# Mobile van caffee startup - Advice needed



## pp_hk (Feb 29, 2016)

Hi everyone,

I am moving to the UK by the end of this year and would like to work for myself when im there. I have been doing a desk job since i high school and want to try something new and have more flexibility in my life.

I did a little research on the kind of small business i can start in the UK and the mobile coffee idea seems pretty good as long as its a premium product rather than some normal coffee cup. At first I considered starting a franchise eg CAFE2U but realized their Fee +Van/Equipment costs around 30+40k = 70k







This is way too much for a coffee van business so I have decided to go solo which I think will cost me around 20-25k.

I am not into just selling coffee but want to build a brand providing premium coffee in the long run. One downside is that I would need to learn to make coffee and I am ready to work or train on how to make coffee for a while before going into this business.

It would be great if the experts out there can help me with some questions.

Usually how long does it take for one to learn how to make a pretty good cup of coffee?

I see many training packages online but seems they just provide a days training, is this enough?

Is a mobile van a good idea? Dont really expect to make a fortune but does help make a pretty decent living?

Is my estimate of the cost 20-25k reasonable? Most probably will buy a used Mercedes Vito or any other similar van.

What are the best value for money coffee machines in the market at the

thanks for reading and thanks for any help given.


----------



## SmithStCoffeeRoasters (Feb 23, 2016)

the number 1 thing to think about when setting up a mobile coffee offering in my opinion is location... I'd work back to front & find a location or several locations with high footfall then start thinking about what stall van etc would suit that location then look at kit (good quality second hand would be my first choice) & training again in my experience with someone teaching you decent espresso making can take a couple of days & steaming milk is about the same with lots of practice. latte art & mastering coffee preparation takes longer & is a continuous journey. Also I'd Suggest finding a quality local roaster in the area your moving to to work with & they may offer you some free training & have links to second hand or new kit supply


----------



## h1udd (Sep 1, 2015)

I would invest in a machine at home and start buying fresh roasted beans from a decent roaster.

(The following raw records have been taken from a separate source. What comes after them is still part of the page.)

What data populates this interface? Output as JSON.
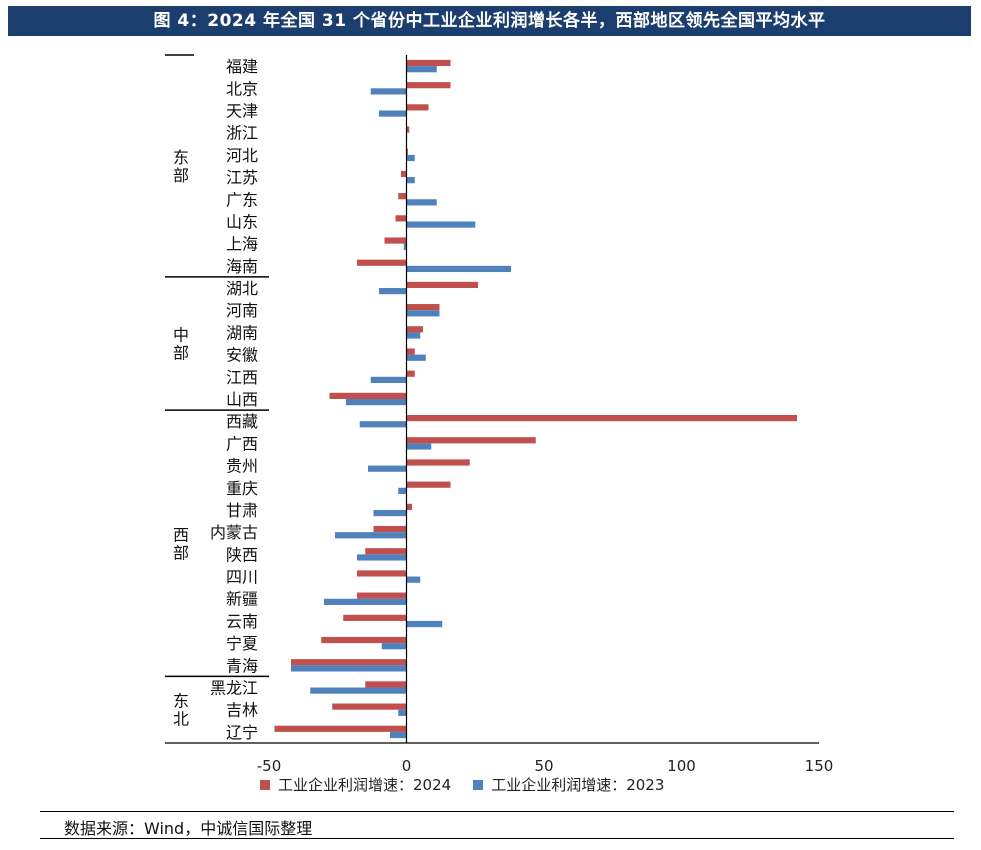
{
  "title": "图 4：2024 年全国 31 个省份中工业企业利润增长各半，西部地区领先全国平均水平",
  "source": "数据来源：Wind，中诚信国际整理",
  "colors": {
    "series2024": "#c0504d",
    "series2023": "#4f81bd",
    "title_bg": "#1b3e6e"
  },
  "chart_data": {
    "type": "bar",
    "orientation": "horizontal",
    "title": "图 4：2024 年全国 31 个省份中工业企业利润增长各半，西部地区领先全国平均水平",
    "xlabel": "",
    "ylabel": "",
    "xlim": [
      -50,
      150
    ],
    "xticks": [
      "-50",
      "0",
      "50",
      "100",
      "150"
    ],
    "tick_values": [
      -50,
      0,
      50,
      100,
      150
    ],
    "categories": [
      "福建",
      "北京",
      "天津",
      "浙江",
      "河北",
      "江苏",
      "广东",
      "山东",
      "上海",
      "海南",
      "湖北",
      "河南",
      "湖南",
      "安徽",
      "江西",
      "山西",
      "西藏",
      "广西",
      "贵州",
      "重庆",
      "甘肃",
      "内蒙古",
      "陕西",
      "四川",
      "新疆",
      "云南",
      "宁夏",
      "青海",
      "黑龙江",
      "吉林",
      "辽宁"
    ],
    "groups": [
      {
        "name": "东部",
        "count": 10
      },
      {
        "name": "中部",
        "count": 6
      },
      {
        "name": "西部",
        "count": 12
      },
      {
        "name": "东北",
        "count": 3
      }
    ],
    "series": [
      {
        "name": "工业企业利润增速：2024",
        "values": [
          16,
          16,
          8,
          1,
          0.5,
          -2,
          -3,
          -4,
          -8,
          -18,
          26,
          12,
          6,
          3,
          3,
          -28,
          142,
          47,
          23,
          16,
          2,
          -12,
          -15,
          -18,
          -18,
          -23,
          -31,
          -42,
          -15,
          -27,
          -48
        ]
      },
      {
        "name": "工业企业利润增速：2023",
        "values": [
          11,
          -13,
          -10,
          0,
          3,
          3,
          11,
          25,
          -1,
          38,
          -10,
          12,
          5,
          7,
          -13,
          -22,
          -17,
          9,
          -14,
          -3,
          -12,
          -26,
          -18,
          5,
          -30,
          13,
          -9,
          -42,
          -35,
          -3,
          -6
        ]
      }
    ]
  }
}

Anyone can learn to make a coffee, go in to costa to see. But the best coffees I have had are from people that love coffee have an interest in coffee and know what to look for in taste ... Not just how to use a machine

understand coffee and coffee culture


----------



## pp_hk (Feb 29, 2016)

Thanks for the reply, very informative. Will start working with someone related to coffee and learn as much as i can and continuously develop my skills.


----------



## pp_hk (Feb 29, 2016)

hi, Thanks for the reply. Investing on a machine to practice at home would be a good start. Definitely will start with it.


----------



## coffeebean (Jan 26, 2010)

Can set up a van for you for lot less than £20k! Obviously depends on equipment but if customers get their own vehicle I can generally get it kitted out for between £3k and £5k. Andy


----------



## Hot&Muggy (Mar 9, 2016)

Good afternoon







.

Where are you moving from?

I have recently started my own healthy coffee business and have the wheels in motion to start a coffee van.

If you want any help or information, feel free to message me.

Kyrstie


----------



## coffeebean (Jan 26, 2010)

Hot&Muggy said:


> Good afternoon
> 
> 
> 
> ...


Hi Kyrstie, have you got your van equipment and kitting out sorted? If not, let me know and I can offer the whole thing at a very competitive price!

Andy


----------



## coffeebean (Jan 26, 2010)

Here's the install I did last Sunday - the van was already sign written, my business partner did the metalwork inside and then I kitted it out with a lovely Fracino Contempo dual fuel and K3 grinder


----------



## froggystyle (Oct 30, 2013)

Pictures don't seem to be working on tapatalk?


----------



## coffeebean (Jan 26, 2010)

froggystyle said:


> Pictures don't seem to be working on tapatalk?


https://m.facebook.com/story.php?story_fbid=250409471958174&id=100009673694807&ref=bookmarks


----------



## Django Taylor (Dec 14, 2015)

Hi there,

I have just recently set up my own coffee related business. The best advice I can give is to really do your research, immerse yourself in coffee and all coffee related topics. This forum is a great way of picking up valuable information and starting to learn the trade.

I would also get in touch with local cafes or roasters and ask if they offer any training courses, even if they don't its a great way to just have chat and get some friendly advice.

I think if you have a real passion for coffee it will help you a great deal in making a success of your business.

Best of Luck


----------



## Dylan (Dec 5, 2011)

First up, get some training and understand what great coffee is about and how to make it.

There are a couple of members on here who offer fantastic training courses and a wealth of advice you should definitely tap into. (i can't offhand remember who does this officially, but maybe they will raise their heads.)


----------